Wetting transitions of polymer solutions: Effects of chain length and chain stiffness

TL;DR

This study investigates how chain length and stiffness influence wetting transitions in polymer solutions using simulations and theoretical calculations, revealing complex dependencies on polymer properties.

Contribution

It introduces a combined simulation and density functional theory approach to analyze wetting transitions considering chain length and stiffness effects.

Findings

Wetting transition temperature increases with chain length for flexible polymers.

For semiflexible polymers, the transition temperature varies non-monotonically with stiffness.

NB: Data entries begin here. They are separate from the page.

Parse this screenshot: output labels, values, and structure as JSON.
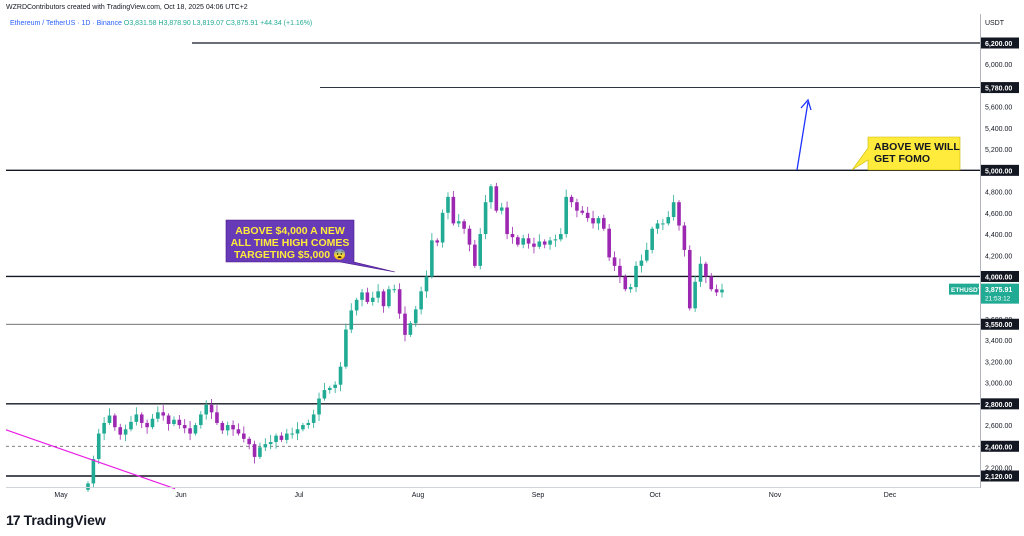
{
  "header": {
    "credit": "WZRDContributors created with TradingView.com, Oct 18, 2025 04:06 UTC+2",
    "legend_symbol": "Ethereum / TetherUS · 1D · Binance",
    "legend_ohlc": "O3,831.58  H3,878.90  L3,819.07  C3,875.91",
    "legend_change": "+44.34 (+1.16%)"
  },
  "brand": {
    "logo_text": "TradingView",
    "logo_mark": "17"
  },
  "colors": {
    "bull": "#22ab94",
    "bear": "#9c27b0",
    "level": "#131722",
    "ma": "#e91ee6",
    "callout_purple": "#673ab7",
    "callout_yellow": "#ffeb3b",
    "arrow": "#1e32ff",
    "badge": "#22ab94"
  },
  "chart_data": {
    "type": "candlestick",
    "symbol": "ETHUSDT",
    "yunit": "USDT",
    "ylim": [
      2000,
      6400
    ],
    "x_ticks": [
      "May",
      "Jun",
      "Jul",
      "Aug",
      "Sep",
      "Oct",
      "Nov",
      "Dec"
    ],
    "y_ticks": [
      "2,200.00",
      "2,600.00",
      "2,800.00",
      "3,000.00",
      "3,200.00",
      "3,400.00",
      "3,600.00",
      "3,800.00",
      "4,000.00",
      "4,200.00",
      "4,400.00",
      "4,600.00",
      "4,800.00",
      "5,000.00",
      "5,200.00",
      "5,400.00",
      "5,600.00",
      "5,800.00",
      "6,000.00",
      "6,200.00"
    ],
    "level_labels": [
      "6,200.00",
      "5,780.00",
      "5,000.00",
      "4,000.00",
      "3,550.00",
      "2,800.00",
      "2,400.00",
      "2,120.00"
    ],
    "horizontal_levels": [
      6200,
      5780,
      5000,
      4000,
      3550,
      2800,
      2400,
      2120
    ],
    "last_price": {
      "symbol_label": "ETHUSDT",
      "price": "3,875.91",
      "countdown": "21:53:12",
      "value": 3875.91
    },
    "closes": [
      2050,
      2280,
      2520,
      2620,
      2690,
      2580,
      2510,
      2560,
      2630,
      2700,
      2620,
      2580,
      2660,
      2720,
      2690,
      2610,
      2650,
      2600,
      2570,
      2520,
      2600,
      2700,
      2790,
      2720,
      2620,
      2550,
      2600,
      2560,
      2520,
      2470,
      2420,
      2300,
      2390,
      2420,
      2440,
      2500,
      2460,
      2520,
      2520,
      2560,
      2600,
      2620,
      2700,
      2850,
      2930,
      2950,
      2980,
      3150,
      3500,
      3680,
      3780,
      3850,
      3760,
      3800,
      3860,
      3720,
      3880,
      3880,
      3650,
      3450,
      3560,
      3690,
      3860,
      4000,
      4340,
      4320,
      4600,
      4750,
      4500,
      4520,
      4450,
      4300,
      4100,
      4400,
      4700,
      4850,
      4620,
      4650,
      4400,
      4370,
      4300,
      4360,
      4310,
      4280,
      4330,
      4300,
      4340,
      4350,
      4400,
      4750,
      4700,
      4620,
      4600,
      4550,
      4500,
      4550,
      4450,
      4180,
      4100,
      4000,
      3880,
      3900,
      4100,
      4150,
      4250,
      4450,
      4500,
      4500,
      4560,
      4700,
      4480,
      4250,
      3700,
      3950,
      4120,
      4000,
      3880,
      3850,
      3875.91
    ],
    "callouts": [
      {
        "text": "ABOVE $4,000 A NEW ALL TIME HIGH COMES TARGETING $5,000 😨"
      },
      {
        "text": "ABOVE WE WILL GET FOMO"
      }
    ]
  }
}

A sudden drop in transition temperature correlates with isotropic-nematic phase transition.

Abstract

Wetting and drying phenomena are studied for flexible and semiflexible polymer solutions via coarse-grained molecular dynamics simulations and density functional theory calculations. The study is based on the use of Young's equation for the contact angle, determining all relevant surface tensions from the anisotropy of the pressure tensor. The solvent quality (or effective temperature, equivalently) is varied systematically, while all other interactions remain unaltered. For flexible polymers, the wetting transition temperature $T_{\rm w}$ increases monotonically with chain length $N$, while the contact angle at temperatures far below $T_{\rm w}$ is independent of $N$. For semiflexible polymer solutions, $T_{\rm w}$ varies non-monotonically with the persistence length: Initially, $T_{\rm w}$ increases with increasing chain stiffness and reaches a maximum, but then a sudden drop of $T_{\rm w}$ is observed, which is associated with the isotropic-nematic transition of the system.